3 Key Insights  - Enabling Technologies for Fusion

3 Key Insights  - Enabling Technologies for Fusion

Apr 24, 2024

In our second member Q&A session of 2024 on the 17th April, we discussed enabling technologies for fusion – what are they and what recent progress has been made. Our experts were Rajesh Maingi and Michael Ford from the Princeton Plasma Physics Laboratory (PPPL), with a focus on magnetic confinement fusion.


Rajesh and Michael spoke about how we are edging closer to realised fusion power, but that there are critical ‘game changing’ technologies which will enable fusion power plants.



Here are three key insights from the event.



1. There are 4 identified Transformative Enabling Capabilities that could be game-changers for fusion energy development

The 4 Transformative Enabling Capabilities (TECs) are:
· Advanced algorithms
· High critical-temperature superconductors
· Advanced materials
· Novel technologies in tritium fuel cycle control


And a Tier II fifth one, which is Fast flowing liquid metal plasma-facing components.



2. One important knowledge gap when it comes to building smaller magnetic confinement fusion systems is how to deal with the amount of power on the machine walls


Rajesh says: “You might be able to increase the confinement in the plasma. And basically, the confinement is—if I put heat in, how long does the plasma hold on to that heat before it leaks out? And the longer you hold on to the heat, then the less auxiliary heat that you need to put in and the smaller you can make your system because of the way that the fusion reactors work. So if you're successful at doing that, and you can create a more compact system, (if you're generating, in essence, close to the same amount of power) you end up putting more of a stress on the components on the wall.”


Fusion device designs favoured by private companies are smaller, more compact systems, so this will be an issue.


Rajesh says: “If you do nothing to mitigate the heat flux, and all of it goes to the wall, it tends to concentrate, and the numbers that you get are 500 to 1500 megawatts per meter squared—that's 50 to 150 times what we think can be handled by pristine solids like tungsten.”


He continues that if we put impurities into the plasma we can radiate power away, which is desirable for technical reasons. But it’s important to radiate power from the edge of the plasma, not the centre, because radiating power from the centre of the plasma will cool it down and slow the fusion reactions.
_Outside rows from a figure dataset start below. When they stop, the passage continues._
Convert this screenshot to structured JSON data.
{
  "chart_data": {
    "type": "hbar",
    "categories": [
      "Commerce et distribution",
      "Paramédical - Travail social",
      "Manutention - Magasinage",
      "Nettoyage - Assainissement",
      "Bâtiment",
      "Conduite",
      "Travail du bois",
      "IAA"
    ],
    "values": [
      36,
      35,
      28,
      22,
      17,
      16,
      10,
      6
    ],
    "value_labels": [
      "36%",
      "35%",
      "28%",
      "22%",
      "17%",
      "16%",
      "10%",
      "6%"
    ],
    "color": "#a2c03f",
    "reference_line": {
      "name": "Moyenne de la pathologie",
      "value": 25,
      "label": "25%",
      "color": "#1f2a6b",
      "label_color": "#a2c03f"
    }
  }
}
“So the question is,” asks Rajesh, “how much [impurity] do you have to put in? And can you have a self-consistent system that lets you generate the power in the core and radiate the power in the edge, and it all hangs together? We call this a core-edge integration problem. And that's what I think is one of the biggest challenges that we've got in fusion.”




3. There is potential to use AI and machine learning to accelerate materials selection and development for fusion


Mike talked about the Workshop for Applied Nuclear Data Activities (WANDA)—a US led effort that tries to collect the data on all materials testing, with a heavy emphasis on radiation effects. Most of their efforts so far have been tied to fission and space, but this year’s workshop was all about nuclear data for fusion.


According to Mike, an assessment from WANDA was that “there is an avenue for taking some of our understanding, that came from prior tests, and perhaps accelerating the pace of the development and understanding through use of AI/ML. But ultimately, it's still going to require some experimental validation and test that we're going to have to have.”


Mike relayed that people within the nuclear data community felt that there were test devices around the world that could be brought to bear to help accelerate the pace of experimentation in this area.


They couldn't do testing with 14 MeV fusion neutrons, but, says Mike, “there are other, more limited, testing that you could do to get some idea that would be a pointer, and then you could apply these AI/ML methods to say which things could I perhaps work with as my first generation.”


It's likely that companies will follow a generational way of development for fusion devices—starting with materials that scientists think would be the best to use today, and building with those materials with an understanding that there’ll be subsequent, improved, generations as more data is collected and understanding increases.


“That's the method I think we're going to have to follow,” says Mike. “Because if we wait until we have absolute certainty that the material is going to last for, you know, 30 years, we'll wait 30 years to build anything, and we can't do that. So we should build early, test, maybe accept the lower availability.”


And finally…


Rajesh and Mike stated that we are closer to fusion than ever before: “harnessing fusion energy is now within reach more than ever, this is due to continuous worldwide public efforts and… ‘exploding’ private efforts.” But transformative enabling capabilities can accelerate the progress to fusion energy realisation and there should be continued focusing of resources in these areas for further progress.